Full pipeline (Start Process button)
The complete pipeline triggered by the main button:
- Trad/Simp conversion (if enabled): applies the appropriate protected rules
- Normalize newlines + strip novel artifacts: unify
\r\n→\n, remove common downloader watermarks /分卷阅读markers / horizontal-rule lines - Full-width → half-width: normalize Latin letters, digits, and punctuation
- Chapter mark formatting: replace colons in
第X章:with spaces, compress redundant spaces around chapter markers - Chapter split (if enabled): break inline-written chapter titles
- Keyword filtering (if filled): drop lines matching keywords (subject to threshold exemption)
- Line-end digit stripping (if enabled): strip trailing digits on long lines
- Paragraph splitting (if enabled): break long paragraphs
- Smart line break / paragraph indent: re-merge broken sentences, add paragraph indent, collapse extra blank lines
Result card
After processing:
- Auto-copied to clipboard
- Copy / Export / Edit in place: same as Chinese Converter
- Result → Source: pipe the result back into the input for further processing (rare)

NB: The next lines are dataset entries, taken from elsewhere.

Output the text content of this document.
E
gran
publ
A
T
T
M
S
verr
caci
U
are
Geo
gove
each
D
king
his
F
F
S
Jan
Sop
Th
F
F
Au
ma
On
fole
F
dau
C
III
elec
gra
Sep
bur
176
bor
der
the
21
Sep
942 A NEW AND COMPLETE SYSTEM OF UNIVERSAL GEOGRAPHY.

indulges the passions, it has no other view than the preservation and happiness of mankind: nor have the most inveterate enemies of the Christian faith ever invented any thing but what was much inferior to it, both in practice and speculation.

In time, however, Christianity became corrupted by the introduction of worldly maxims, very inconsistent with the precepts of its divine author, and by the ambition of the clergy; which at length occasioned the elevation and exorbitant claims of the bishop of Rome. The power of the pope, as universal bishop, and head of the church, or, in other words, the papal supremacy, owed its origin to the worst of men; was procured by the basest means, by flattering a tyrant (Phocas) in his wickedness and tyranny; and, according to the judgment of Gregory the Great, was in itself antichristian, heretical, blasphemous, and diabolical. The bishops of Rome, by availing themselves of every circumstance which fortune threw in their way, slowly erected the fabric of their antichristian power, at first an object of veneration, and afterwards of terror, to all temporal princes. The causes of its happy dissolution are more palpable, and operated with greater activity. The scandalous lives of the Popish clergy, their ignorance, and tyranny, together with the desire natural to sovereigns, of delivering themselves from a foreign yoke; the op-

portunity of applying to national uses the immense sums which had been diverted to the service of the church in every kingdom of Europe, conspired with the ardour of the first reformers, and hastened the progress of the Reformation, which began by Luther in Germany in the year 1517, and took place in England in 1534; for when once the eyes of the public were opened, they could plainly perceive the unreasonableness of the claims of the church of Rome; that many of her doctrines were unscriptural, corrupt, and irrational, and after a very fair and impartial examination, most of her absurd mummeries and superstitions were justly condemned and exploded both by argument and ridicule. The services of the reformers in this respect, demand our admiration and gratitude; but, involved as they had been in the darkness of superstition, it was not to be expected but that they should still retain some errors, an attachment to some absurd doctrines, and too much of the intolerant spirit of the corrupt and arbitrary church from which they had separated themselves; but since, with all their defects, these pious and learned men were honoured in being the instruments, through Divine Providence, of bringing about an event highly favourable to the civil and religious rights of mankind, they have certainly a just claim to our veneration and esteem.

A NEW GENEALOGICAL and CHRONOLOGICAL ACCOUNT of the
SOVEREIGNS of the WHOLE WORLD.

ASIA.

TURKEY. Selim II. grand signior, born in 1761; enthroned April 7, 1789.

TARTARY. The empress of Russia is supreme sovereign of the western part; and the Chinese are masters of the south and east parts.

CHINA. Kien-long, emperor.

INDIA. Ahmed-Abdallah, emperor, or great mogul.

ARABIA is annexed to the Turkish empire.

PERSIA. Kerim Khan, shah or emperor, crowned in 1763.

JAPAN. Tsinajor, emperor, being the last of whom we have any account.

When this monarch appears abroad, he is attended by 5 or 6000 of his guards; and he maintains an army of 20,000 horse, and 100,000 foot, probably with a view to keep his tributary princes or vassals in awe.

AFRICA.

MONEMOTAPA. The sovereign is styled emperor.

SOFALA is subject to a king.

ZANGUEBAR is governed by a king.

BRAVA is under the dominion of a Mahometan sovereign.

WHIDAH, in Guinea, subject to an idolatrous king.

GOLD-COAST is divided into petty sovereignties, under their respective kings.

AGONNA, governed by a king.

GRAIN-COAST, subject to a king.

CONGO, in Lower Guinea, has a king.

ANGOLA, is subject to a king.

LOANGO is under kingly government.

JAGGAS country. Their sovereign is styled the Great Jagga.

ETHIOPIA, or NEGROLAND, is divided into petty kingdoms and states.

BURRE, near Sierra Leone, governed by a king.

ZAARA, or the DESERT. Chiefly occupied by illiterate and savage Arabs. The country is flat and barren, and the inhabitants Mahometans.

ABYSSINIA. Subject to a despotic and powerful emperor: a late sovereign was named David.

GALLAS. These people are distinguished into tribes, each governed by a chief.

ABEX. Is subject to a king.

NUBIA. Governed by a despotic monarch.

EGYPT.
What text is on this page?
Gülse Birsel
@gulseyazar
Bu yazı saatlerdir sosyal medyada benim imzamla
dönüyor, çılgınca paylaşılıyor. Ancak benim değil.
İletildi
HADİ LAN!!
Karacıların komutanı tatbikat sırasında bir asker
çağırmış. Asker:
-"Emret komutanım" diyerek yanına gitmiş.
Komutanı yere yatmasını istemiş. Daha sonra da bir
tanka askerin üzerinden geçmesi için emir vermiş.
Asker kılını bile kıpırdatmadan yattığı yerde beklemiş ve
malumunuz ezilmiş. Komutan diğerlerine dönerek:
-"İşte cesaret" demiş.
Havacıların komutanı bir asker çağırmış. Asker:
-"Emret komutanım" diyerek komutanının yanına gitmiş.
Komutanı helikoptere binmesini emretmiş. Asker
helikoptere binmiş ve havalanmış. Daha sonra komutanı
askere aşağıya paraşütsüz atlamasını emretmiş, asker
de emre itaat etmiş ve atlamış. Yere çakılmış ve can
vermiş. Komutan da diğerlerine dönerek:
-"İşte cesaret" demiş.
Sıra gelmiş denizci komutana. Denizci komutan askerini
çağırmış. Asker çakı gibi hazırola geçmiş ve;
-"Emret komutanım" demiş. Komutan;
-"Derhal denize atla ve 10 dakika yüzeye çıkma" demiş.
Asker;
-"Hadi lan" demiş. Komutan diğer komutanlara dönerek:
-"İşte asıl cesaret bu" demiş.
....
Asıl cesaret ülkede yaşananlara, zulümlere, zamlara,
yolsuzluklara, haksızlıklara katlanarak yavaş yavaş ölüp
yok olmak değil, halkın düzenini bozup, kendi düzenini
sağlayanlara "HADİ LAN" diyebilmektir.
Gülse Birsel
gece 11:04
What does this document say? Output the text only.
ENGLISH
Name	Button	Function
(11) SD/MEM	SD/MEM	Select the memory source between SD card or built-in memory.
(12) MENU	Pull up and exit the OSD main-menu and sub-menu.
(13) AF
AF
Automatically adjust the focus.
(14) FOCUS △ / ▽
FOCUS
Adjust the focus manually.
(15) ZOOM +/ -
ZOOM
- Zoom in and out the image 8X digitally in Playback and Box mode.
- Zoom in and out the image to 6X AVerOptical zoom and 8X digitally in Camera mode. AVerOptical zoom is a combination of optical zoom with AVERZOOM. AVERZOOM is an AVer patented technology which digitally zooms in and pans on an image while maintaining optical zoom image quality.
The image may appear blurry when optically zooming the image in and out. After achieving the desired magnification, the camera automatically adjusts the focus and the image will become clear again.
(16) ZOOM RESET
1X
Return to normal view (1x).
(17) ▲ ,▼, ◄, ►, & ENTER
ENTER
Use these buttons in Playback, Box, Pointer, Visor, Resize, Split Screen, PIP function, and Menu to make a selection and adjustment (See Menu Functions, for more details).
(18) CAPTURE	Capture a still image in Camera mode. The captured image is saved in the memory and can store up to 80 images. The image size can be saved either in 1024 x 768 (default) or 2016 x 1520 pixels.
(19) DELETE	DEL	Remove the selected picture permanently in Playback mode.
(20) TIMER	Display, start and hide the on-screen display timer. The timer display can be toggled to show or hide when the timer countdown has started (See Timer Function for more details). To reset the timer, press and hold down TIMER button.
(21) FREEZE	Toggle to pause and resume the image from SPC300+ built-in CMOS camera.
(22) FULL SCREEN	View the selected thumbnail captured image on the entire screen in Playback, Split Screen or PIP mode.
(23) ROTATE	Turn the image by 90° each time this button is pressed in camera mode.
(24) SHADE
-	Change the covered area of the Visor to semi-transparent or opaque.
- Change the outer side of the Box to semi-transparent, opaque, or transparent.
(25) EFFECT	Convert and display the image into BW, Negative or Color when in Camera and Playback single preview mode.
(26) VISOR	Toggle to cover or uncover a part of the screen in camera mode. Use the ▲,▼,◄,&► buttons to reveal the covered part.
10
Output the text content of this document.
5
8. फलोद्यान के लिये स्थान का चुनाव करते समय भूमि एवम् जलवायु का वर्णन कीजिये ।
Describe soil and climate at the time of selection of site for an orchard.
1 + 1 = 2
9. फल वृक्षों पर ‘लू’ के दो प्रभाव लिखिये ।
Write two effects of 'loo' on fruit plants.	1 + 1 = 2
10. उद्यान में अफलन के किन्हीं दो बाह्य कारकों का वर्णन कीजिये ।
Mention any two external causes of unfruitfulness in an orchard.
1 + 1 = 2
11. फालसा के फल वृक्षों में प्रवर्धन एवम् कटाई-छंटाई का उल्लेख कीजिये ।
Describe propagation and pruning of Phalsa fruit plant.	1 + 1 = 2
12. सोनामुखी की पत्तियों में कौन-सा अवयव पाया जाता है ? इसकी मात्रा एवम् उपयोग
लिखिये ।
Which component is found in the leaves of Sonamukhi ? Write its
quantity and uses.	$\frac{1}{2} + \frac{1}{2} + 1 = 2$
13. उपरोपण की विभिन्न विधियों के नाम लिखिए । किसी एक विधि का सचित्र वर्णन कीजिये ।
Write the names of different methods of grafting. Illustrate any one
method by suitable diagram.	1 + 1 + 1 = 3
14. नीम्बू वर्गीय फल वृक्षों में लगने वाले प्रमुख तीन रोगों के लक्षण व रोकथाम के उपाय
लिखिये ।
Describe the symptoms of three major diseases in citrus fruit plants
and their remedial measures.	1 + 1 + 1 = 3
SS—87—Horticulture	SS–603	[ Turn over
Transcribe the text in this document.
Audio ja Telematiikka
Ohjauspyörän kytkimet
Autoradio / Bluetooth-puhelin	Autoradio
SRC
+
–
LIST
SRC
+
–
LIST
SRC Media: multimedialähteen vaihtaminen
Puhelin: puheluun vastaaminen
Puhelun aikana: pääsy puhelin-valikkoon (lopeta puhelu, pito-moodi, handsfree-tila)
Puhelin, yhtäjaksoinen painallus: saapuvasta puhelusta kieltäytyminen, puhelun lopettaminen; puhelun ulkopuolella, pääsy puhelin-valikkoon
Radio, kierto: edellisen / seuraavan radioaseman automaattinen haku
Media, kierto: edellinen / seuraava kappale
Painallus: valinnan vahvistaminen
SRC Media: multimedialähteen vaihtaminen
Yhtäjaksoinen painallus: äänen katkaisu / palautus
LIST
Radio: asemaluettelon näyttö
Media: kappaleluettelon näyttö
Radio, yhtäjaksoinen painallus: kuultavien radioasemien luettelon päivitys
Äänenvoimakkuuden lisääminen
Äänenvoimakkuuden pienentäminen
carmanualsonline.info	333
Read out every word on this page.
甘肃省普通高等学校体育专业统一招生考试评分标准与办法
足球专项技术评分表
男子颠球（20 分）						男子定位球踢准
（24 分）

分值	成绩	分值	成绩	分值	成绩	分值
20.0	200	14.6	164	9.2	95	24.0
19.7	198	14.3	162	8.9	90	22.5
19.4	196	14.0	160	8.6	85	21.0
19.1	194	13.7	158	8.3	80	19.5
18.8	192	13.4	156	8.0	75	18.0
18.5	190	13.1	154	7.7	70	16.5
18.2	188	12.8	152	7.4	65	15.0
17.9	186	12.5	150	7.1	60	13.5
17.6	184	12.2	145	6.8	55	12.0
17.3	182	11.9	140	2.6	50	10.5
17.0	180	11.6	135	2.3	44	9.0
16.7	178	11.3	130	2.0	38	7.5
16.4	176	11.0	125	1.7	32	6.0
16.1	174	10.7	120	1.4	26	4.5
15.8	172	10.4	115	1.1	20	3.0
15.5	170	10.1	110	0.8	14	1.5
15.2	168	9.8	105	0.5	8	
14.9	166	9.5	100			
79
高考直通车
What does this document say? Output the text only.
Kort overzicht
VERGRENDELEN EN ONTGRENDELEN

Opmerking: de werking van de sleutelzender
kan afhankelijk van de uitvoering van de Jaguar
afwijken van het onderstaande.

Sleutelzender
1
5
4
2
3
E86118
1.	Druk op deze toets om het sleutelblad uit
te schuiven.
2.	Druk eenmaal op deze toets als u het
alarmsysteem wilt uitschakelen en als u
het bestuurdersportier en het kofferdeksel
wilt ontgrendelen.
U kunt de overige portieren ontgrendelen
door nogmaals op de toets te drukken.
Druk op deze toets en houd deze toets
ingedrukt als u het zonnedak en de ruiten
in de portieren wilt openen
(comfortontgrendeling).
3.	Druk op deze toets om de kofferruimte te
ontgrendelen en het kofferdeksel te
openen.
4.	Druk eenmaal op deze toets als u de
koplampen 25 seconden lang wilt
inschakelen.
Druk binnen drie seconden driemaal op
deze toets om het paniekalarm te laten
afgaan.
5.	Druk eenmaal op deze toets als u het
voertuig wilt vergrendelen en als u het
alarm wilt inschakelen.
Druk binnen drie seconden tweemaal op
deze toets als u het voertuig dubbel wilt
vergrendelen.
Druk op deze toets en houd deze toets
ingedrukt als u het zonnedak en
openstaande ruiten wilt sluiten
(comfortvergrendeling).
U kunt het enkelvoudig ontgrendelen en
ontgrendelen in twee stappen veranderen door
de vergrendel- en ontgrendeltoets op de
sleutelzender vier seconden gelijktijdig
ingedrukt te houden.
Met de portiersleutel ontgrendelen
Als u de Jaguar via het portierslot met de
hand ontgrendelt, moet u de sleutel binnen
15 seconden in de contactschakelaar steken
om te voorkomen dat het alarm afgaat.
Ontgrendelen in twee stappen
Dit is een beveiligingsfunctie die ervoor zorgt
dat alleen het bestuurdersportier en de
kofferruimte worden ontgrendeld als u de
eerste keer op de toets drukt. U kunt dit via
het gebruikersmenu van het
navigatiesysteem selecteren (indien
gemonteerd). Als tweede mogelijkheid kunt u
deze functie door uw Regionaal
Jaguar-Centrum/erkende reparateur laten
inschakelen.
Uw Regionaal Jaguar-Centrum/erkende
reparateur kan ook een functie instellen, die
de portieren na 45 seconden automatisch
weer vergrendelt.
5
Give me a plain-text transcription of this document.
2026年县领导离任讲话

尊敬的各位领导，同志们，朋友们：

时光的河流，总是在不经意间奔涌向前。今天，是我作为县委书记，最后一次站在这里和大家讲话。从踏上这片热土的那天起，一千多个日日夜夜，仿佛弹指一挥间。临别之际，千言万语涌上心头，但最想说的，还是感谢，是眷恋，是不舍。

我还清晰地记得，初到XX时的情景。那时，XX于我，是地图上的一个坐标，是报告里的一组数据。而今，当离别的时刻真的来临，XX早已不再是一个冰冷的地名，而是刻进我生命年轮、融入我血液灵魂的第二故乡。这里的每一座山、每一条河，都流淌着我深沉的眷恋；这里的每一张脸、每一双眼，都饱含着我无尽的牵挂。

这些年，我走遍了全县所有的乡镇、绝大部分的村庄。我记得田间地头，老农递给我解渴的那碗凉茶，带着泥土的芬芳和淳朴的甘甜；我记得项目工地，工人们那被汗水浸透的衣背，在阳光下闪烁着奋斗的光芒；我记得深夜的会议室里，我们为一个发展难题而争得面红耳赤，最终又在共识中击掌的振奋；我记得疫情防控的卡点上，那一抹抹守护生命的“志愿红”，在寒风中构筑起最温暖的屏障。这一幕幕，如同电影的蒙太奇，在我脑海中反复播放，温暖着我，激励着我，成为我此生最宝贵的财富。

With "Auto-Export" enabled, the preview is skipped and the file downloads immediately.
Tips
First-time use
- Test on a small slice (1-2 chapters) first; tune the config before processing the full book
- Start filter words with 1-2 obvious watermark terms; expand the list after verifying
Power moves
- Filter Threshold is the key trick: set it to ~50 (or the average paragraph length) to surgically delete short watermark lines while keeping long body paragraphs
- Run Chapter Reorder standalone: when you only want to fix chapter order, click Chapter Reorder directly — don't run the full Start Process pipeline
- Pre-edit Protected Dictionary: for novels with rare Trad/Simp-mixed proper names, add them to the dictionary first, then run Start Process
When it shines
- Format-broken text from pirated novel sites
- Novel collections harvested by scrapers / auto-downloaders
- Long-form text from OCR / PDF copying
- Pre-processing before importing into Kindle / Moon+ Reader / Apple Books
Technical note
For deeply-obfuscated watermarks (scrambled-character promotional content), combine Filter Words with Filter Threshold as a first pass. Extremely obfuscated patterns are best handled by the Text Toolbox with a custom regex, then fed back here for layout.
Runs entirely in your browser — no data is uploaded.